El hombre meneó la cabeza.

—Sólo me pagó para que sacara a escondidas esta nota. Lo hice a riesgo de mi vida, y ahora vas a conseguir delatarme. No puedo hacer nada más por ti, ni por ella.

Las manos de Gurney aferraron la garganta del hombre.

—Sí que puedes. Dime qué lupanar, qué guarnición militar. ¿Prefieres correr el riesgo de que los Harkonnen te descubran… o que yo te mate? —Apretó la laringe del hombre para dar ejemplo—. ¡Dímelo!

Era la primera noticia que Gurney había recibido de su hermana en cuatro años, y no iba a dejar escapar la oportunidad. Bheth estaba viva. Su corazón se inflamó de alegría.

El empadronador sufrió arcadas.

—Una guarnición situada sobre el monte Ebony y el lago Vladimir. Cerca, los Harkonnen tienen pozos de esclavos y minas de obsidiana. Los soldados vigilan a los prisioneros. El lupanar… —Tragó saliva, temeroso de revelar la información—. El lupanar sirve a todos los soldados. Tu hermana trabaja allí.

Gurney, tembloroso, intentó pensar en cómo cruzar el continente.

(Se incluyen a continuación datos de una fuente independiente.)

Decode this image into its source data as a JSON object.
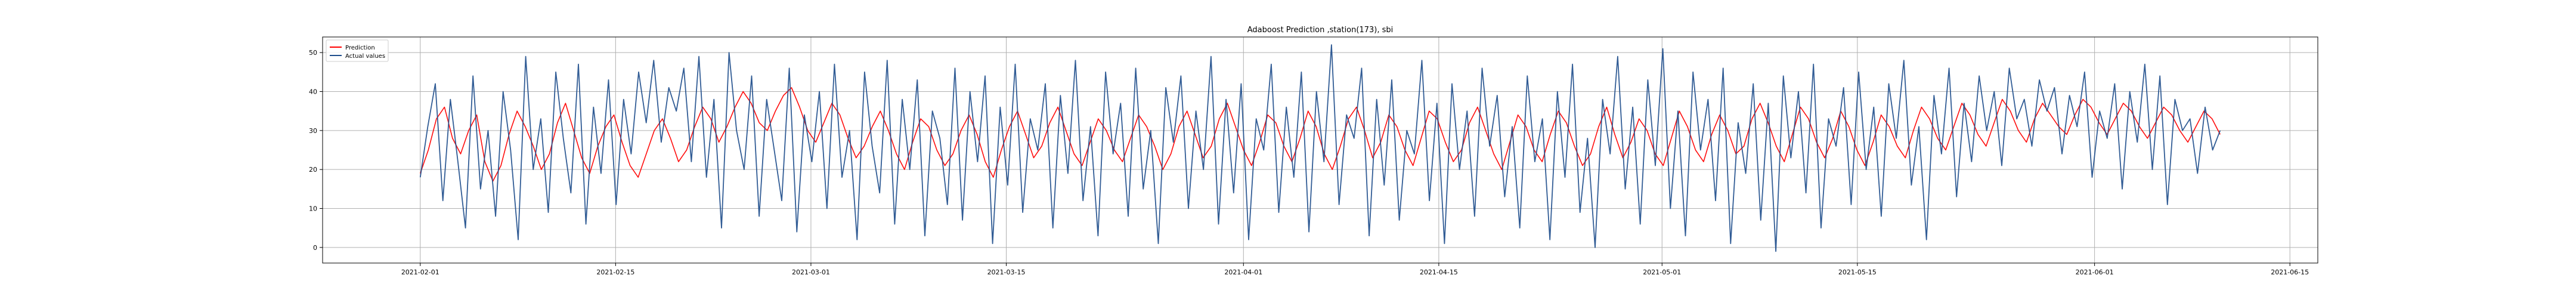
{
  "chart_data": {
    "type": "line",
    "title": "Adaboost Prediction ,station(173), sbi",
    "xlabel": "",
    "ylabel": "",
    "x_range": [
      "2021-01-25",
      "2021-06-17"
    ],
    "x_data_range": [
      "2021-02-01",
      "2021-06-10"
    ],
    "ylim": [
      -4,
      54
    ],
    "x_ticks": [
      "2021-02-01",
      "2021-02-15",
      "2021-03-01",
      "2021-03-15",
      "2021-04-01",
      "2021-04-15",
      "2021-05-01",
      "2021-05-15",
      "2021-06-01",
      "2021-06-15"
    ],
    "y_ticks": [
      0,
      10,
      20,
      30,
      40,
      50
    ],
    "grid": true,
    "legend_position": "top-left",
    "colors": {
      "prediction": "#ff0000",
      "actual": "#1f4e8c",
      "grid": "#b0b0b0",
      "axes": "#000000"
    },
    "sampling_note": "hourly series, values sampled approximately",
    "series": [
      {
        "name": "Prediction",
        "color": "#ff0000",
        "values": [
          19,
          25,
          33,
          36,
          28,
          24,
          30,
          34,
          22,
          17,
          21,
          29,
          35,
          31,
          26,
          20,
          24,
          32,
          37,
          30,
          23,
          19,
          26,
          31,
          34,
          27,
          21,
          18,
          24,
          30,
          33,
          28,
          22,
          25,
          31,
          36,
          33,
          27,
          31,
          36,
          40,
          37,
          32,
          30,
          35,
          39,
          41,
          36,
          30,
          27,
          32,
          37,
          34,
          28,
          23,
          26,
          31,
          35,
          30,
          24,
          20,
          27,
          33,
          31,
          25,
          21,
          24,
          30,
          34,
          29,
          22,
          18,
          25,
          31,
          35,
          29,
          23,
          26,
          32,
          36,
          30,
          24,
          21,
          27,
          33,
          30,
          25,
          22,
          28,
          34,
          31,
          26,
          20,
          24,
          31,
          35,
          29,
          23,
          26,
          33,
          37,
          31,
          25,
          21,
          27,
          34,
          32,
          26,
          22,
          28,
          35,
          31,
          24,
          20,
          26,
          33,
          36,
          30,
          23,
          27,
          34,
          31,
          25,
          21,
          28,
          35,
          33,
          27,
          22,
          25,
          32,
          36,
          30,
          24,
          20,
          27,
          34,
          31,
          25,
          22,
          29,
          35,
          32,
          26,
          21,
          24,
          31,
          36,
          29,
          23,
          27,
          33,
          30,
          24,
          21,
          28,
          35,
          31,
          25,
          22,
          29,
          34,
          30,
          24,
          26,
          33,
          37,
          32,
          26,
          22,
          29,
          36,
          33,
          27,
          23,
          28,
          35,
          31,
          25,
          21,
          27,
          34,
          31,
          26,
          23,
          30,
          36,
          33,
          28,
          25,
          31,
          37,
          34,
          29,
          26,
          32,
          38,
          35,
          30,
          27,
          33,
          37,
          34,
          31,
          29,
          34,
          38,
          36,
          32,
          29,
          33,
          37,
          35,
          31,
          28,
          32,
          36,
          34,
          30,
          27,
          31,
          35,
          33,
          29
        ],
        "start": "2021-02-01",
        "end": "2021-06-10"
      },
      {
        "name": "Actual values",
        "color": "#1f4e8c",
        "values": [
          18,
          31,
          42,
          12,
          38,
          22,
          5,
          44,
          15,
          30,
          8,
          40,
          25,
          2,
          49,
          20,
          33,
          9,
          45,
          28,
          14,
          47,
          6,
          36,
          19,
          43,
          11,
          38,
          24,
          45,
          32,
          48,
          27,
          41,
          35,
          46,
          22,
          49,
          18,
          38,
          5,
          50,
          30,
          20,
          44,
          8,
          38,
          25,
          12,
          46,
          4,
          34,
          22,
          40,
          10,
          47,
          18,
          30,
          2,
          45,
          26,
          14,
          48,
          6,
          38,
          20,
          43,
          3,
          35,
          28,
          11,
          46,
          7,
          40,
          22,
          44,
          1,
          36,
          16,
          47,
          9,
          33,
          25,
          42,
          5,
          39,
          19,
          48,
          12,
          31,
          3,
          45,
          24,
          37,
          8,
          46,
          15,
          30,
          1,
          41,
          27,
          44,
          10,
          35,
          20,
          49,
          6,
          38,
          14,
          42,
          2,
          33,
          25,
          47,
          9,
          36,
          18,
          45,
          4,
          40,
          22,
          52,
          11,
          34,
          28,
          46,
          3,
          38,
          16,
          43,
          7,
          30,
          24,
          48,
          12,
          37,
          1,
          42,
          20,
          35,
          8,
          46,
          26,
          39,
          13,
          31,
          5,
          44,
          22,
          33,
          2,
          40,
          18,
          47,
          9,
          28,
          0,
          38,
          24,
          49,
          15,
          36,
          6,
          43,
          21,
          51,
          10,
          35,
          3,
          45,
          25,
          38,
          12,
          46,
          1,
          32,
          19,
          42,
          7,
          37,
          -1,
          44,
          23,
          40,
          14,
          47,
          5,
          33,
          26,
          41,
          11,
          45,
          20,
          36,
          8,
          42,
          28,
          48,
          16,
          31,
          2,
          39,
          24,
          46,
          13,
          37,
          22,
          44,
          30,
          40,
          21,
          46,
          33,
          38,
          26,
          43,
          35,
          41,
          24,
          39,
          31,
          45,
          18,
          35,
          28,
          42,
          15,
          40,
          27,
          47,
          20,
          44,
          11,
          38,
          30,
          33,
          19,
          36,
          25,
          30
        ],
        "start": "2021-02-01",
        "end": "2021-06-10"
      }
    ]
  }
}
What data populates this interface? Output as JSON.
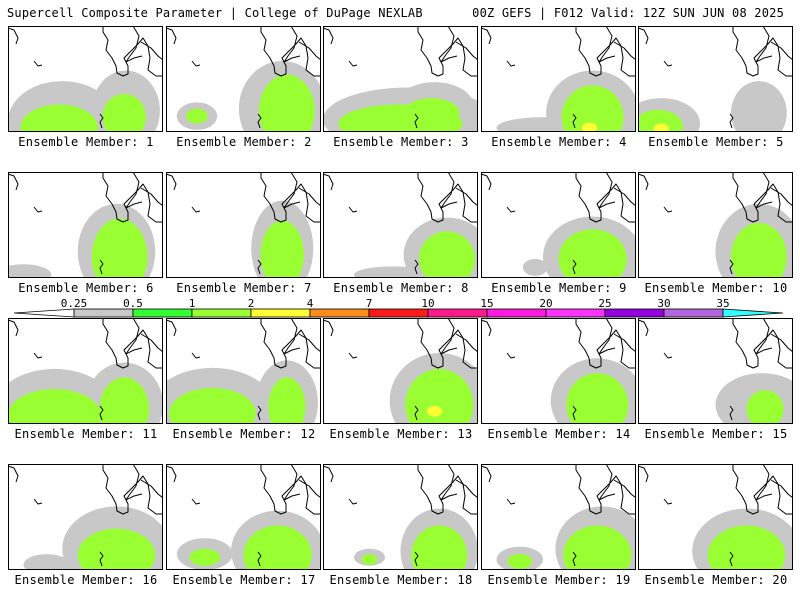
{
  "header": {
    "left": "Supercell Composite Parameter | College of DuPage NEXLAB",
    "right": "00Z GEFS | F012 Valid: 12Z SUN JUN 08 2025"
  },
  "legend": {
    "colors": [
      "#c8c8c8",
      "#33ff33",
      "#99ff33",
      "#ffff33",
      "#ff8c1a",
      "#ff1a1a",
      "#ff1a8c",
      "#ff1adf",
      "#ff33ff",
      "#9400e0",
      "#b266e0",
      "#33ffff"
    ],
    "labels": [
      "0.25",
      "0.5",
      "1",
      "2",
      "4",
      "7",
      "10",
      "15",
      "20",
      "25",
      "30",
      "35"
    ]
  },
  "members": [
    {
      "label": "Ensemble Member: 1"
    },
    {
      "label": "Ensemble Member: 2"
    },
    {
      "label": "Ensemble Member: 3"
    },
    {
      "label": "Ensemble Member: 4"
    },
    {
      "label": "Ensemble Member: 5"
    },
    {
      "label": "Ensemble Member: 6"
    },
    {
      "label": "Ensemble Member: 7"
    },
    {
      "label": "Ensemble Member: 8"
    },
    {
      "label": "Ensemble Member: 9"
    },
    {
      "label": "Ensemble Member: 10"
    },
    {
      "label": "Ensemble Member: 11"
    },
    {
      "label": "Ensemble Member: 12"
    },
    {
      "label": "Ensemble Member: 13"
    },
    {
      "label": "Ensemble Member: 14"
    },
    {
      "label": "Ensemble Member: 15"
    },
    {
      "label": "Ensemble Member: 16"
    },
    {
      "label": "Ensemble Member: 17"
    },
    {
      "label": "Ensemble Member: 18"
    },
    {
      "label": "Ensemble Member: 19"
    },
    {
      "label": "Ensemble Member: 20"
    }
  ]
}
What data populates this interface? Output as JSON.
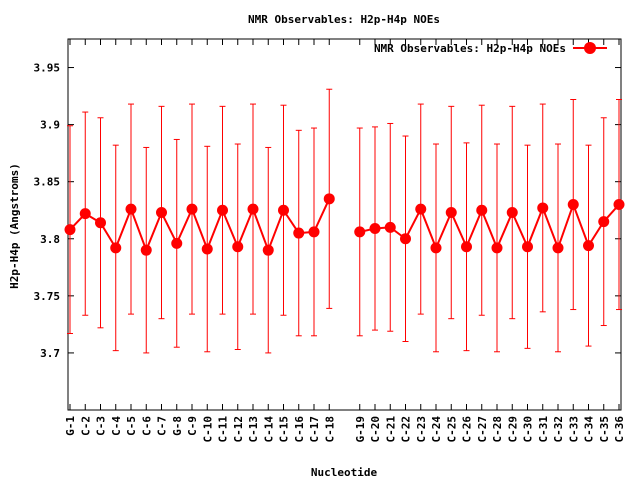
{
  "chart_data": {
    "type": "line",
    "title": "NMR Observables: H2p-H4p NOEs",
    "xlabel": "Nucleotide",
    "ylabel": "H2p-H4p (Angstroms)",
    "ylim": [
      3.65,
      3.975
    ],
    "yticks": [
      "3.7",
      "3.75",
      "3.8",
      "3.85",
      "3.9",
      "3.95"
    ],
    "legend": {
      "position": "top-right",
      "label": "NMR Observables: H2p-H4p NOEs"
    },
    "grid": false,
    "color": "#ff0000",
    "series": [
      {
        "name": "NMR Observables: H2p-H4p NOEs",
        "segments": [
          {
            "points": [
              {
                "label": "G-1",
                "y": 3.808,
                "err": 0.091
              },
              {
                "label": "C-2",
                "y": 3.822,
                "err": 0.089
              },
              {
                "label": "C-3",
                "y": 3.814,
                "err": 0.092
              },
              {
                "label": "C-4",
                "y": 3.792,
                "err": 0.09
              },
              {
                "label": "C-5",
                "y": 3.826,
                "err": 0.092
              },
              {
                "label": "C-6",
                "y": 3.79,
                "err": 0.09
              },
              {
                "label": "C-7",
                "y": 3.823,
                "err": 0.093
              },
              {
                "label": "G-8",
                "y": 3.796,
                "err": 0.091
              },
              {
                "label": "C-9",
                "y": 3.826,
                "err": 0.092
              },
              {
                "label": "C-10",
                "y": 3.791,
                "err": 0.09
              },
              {
                "label": "C-11",
                "y": 3.825,
                "err": 0.091
              },
              {
                "label": "C-12",
                "y": 3.793,
                "err": 0.09
              },
              {
                "label": "C-13",
                "y": 3.826,
                "err": 0.092
              },
              {
                "label": "C-14",
                "y": 3.79,
                "err": 0.09
              },
              {
                "label": "C-15",
                "y": 3.825,
                "err": 0.092
              },
              {
                "label": "C-16",
                "y": 3.805,
                "err": 0.09
              },
              {
                "label": "C-17",
                "y": 3.806,
                "err": 0.091
              },
              {
                "label": "C-18",
                "y": 3.835,
                "err": 0.096
              }
            ]
          },
          {
            "points": [
              {
                "label": "G-19",
                "y": 3.806,
                "err": 0.091
              },
              {
                "label": "C-20",
                "y": 3.809,
                "err": 0.089
              },
              {
                "label": "C-21",
                "y": 3.81,
                "err": 0.091
              },
              {
                "label": "C-22",
                "y": 3.8,
                "err": 0.09
              },
              {
                "label": "C-23",
                "y": 3.826,
                "err": 0.092
              },
              {
                "label": "C-24",
                "y": 3.792,
                "err": 0.091
              },
              {
                "label": "C-25",
                "y": 3.823,
                "err": 0.093
              },
              {
                "label": "C-26",
                "y": 3.793,
                "err": 0.091
              },
              {
                "label": "C-27",
                "y": 3.825,
                "err": 0.092
              },
              {
                "label": "C-28",
                "y": 3.792,
                "err": 0.091
              },
              {
                "label": "C-29",
                "y": 3.823,
                "err": 0.093
              },
              {
                "label": "C-30",
                "y": 3.793,
                "err": 0.089
              },
              {
                "label": "C-31",
                "y": 3.827,
                "err": 0.091
              },
              {
                "label": "C-32",
                "y": 3.792,
                "err": 0.091
              },
              {
                "label": "C-33",
                "y": 3.83,
                "err": 0.092
              },
              {
                "label": "C-34",
                "y": 3.794,
                "err": 0.088
              },
              {
                "label": "C-35",
                "y": 3.815,
                "err": 0.091
              },
              {
                "label": "C-36",
                "y": 3.83,
                "err": 0.092
              }
            ]
          }
        ]
      }
    ]
  }
}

Tenía escasos conocimientos de geografía, pero podía reunir más. Contempló la luna desaparecer tras las nubes, al tiempo que empezaba a concebir un plan provisional para liberar a Bheth.

Gurney asintió y dejó caer los brazos. El empadronador salió de la zanja y se alejó por los campos cojeando por culpa del tobillo torcido. Se dirigía hacia un grupo de matorrales, tras el cual debía de haber escondido un vehículo.

Gurney, entumecido y agotado, se derrumbó contra la pared de la zanja. Exhaló un profundo suspiro. Le daba igual que el hombre hubiera escapado.

Al fin tenía una pista del paradero de su hermana.

36

El gobernante eficaz castiga a la oposición al tiempo que recompensa la colaboración; mueve sus fuerzas al azar; oculta los principales elementos de su poder; pone en marcha un ritmo de contraposición que desequilibra a sus oponentes.

W
ESTHEIMER
A
TREIDES
,
Elementos del liderazgo

Cuando Leto fue padre, tuvo la impresión de que el tiempo pasaba más deprisa todavía.

El niño, vestido con una armadura de juguete y provisto de un escudo de papel laminado, atacó con ferocidad al toro salusano de peluche con su vara, y después retrocedió. Victor, el hijo de dos años del duque Atreides, se tocaba con una gorra festoneada de verde con un emblema rojo Atreides.